Event-Driven Digital-Time-Domain Inference Architectures for Tsetlin Machines
Tian Lan, Rishad Shafik, Alex Yakovlev

TL;DR
This paper introduces a novel digital-time-domain architecture for Tsetlin Machines that significantly reduces energy consumption and increases throughput by replacing complex arithmetic with delay-based mechanisms.
Contribution
It presents a new delay accumulation and Winner-Takes-All scheme for TMs, enabling efficient inference without extensive arithmetic computations.
Findings
Orders-of-magnitude energy efficiency improvements
Significant throughput enhancement
Effective handling of binary-signed and exponential delays
Abstract
Machine learning fits model parameters to approximate input-output mappings, predicting unknown samples.

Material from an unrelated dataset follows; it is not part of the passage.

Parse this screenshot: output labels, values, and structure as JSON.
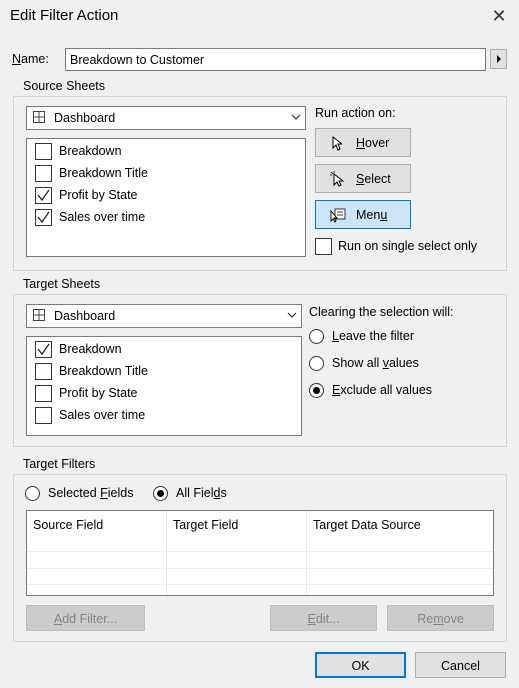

However, these models often require extensive arithmetic computations during inference, increasing latency and power consumption. This paper proposes a digital-time-domain computing approach for Tsetlin machine (TM) inference process to address these challenges. This approach leverages a delay accumulation mechanism to mitigate the costly arithmetic sums of classes and employs a Winner-Takes-All scheme to replace conventional magnitude comparators. Specifically, a Hamming distance-driven time-domain scheme is implemented for multi-class TMs. Furthermore, differential delay paths, combined with a leading-ones-detector logarithmic delay compression digital-time-domain scheme, are utilised for the coalesced TMs, accommodating both binary-signed and exponential-scale delay accumulation…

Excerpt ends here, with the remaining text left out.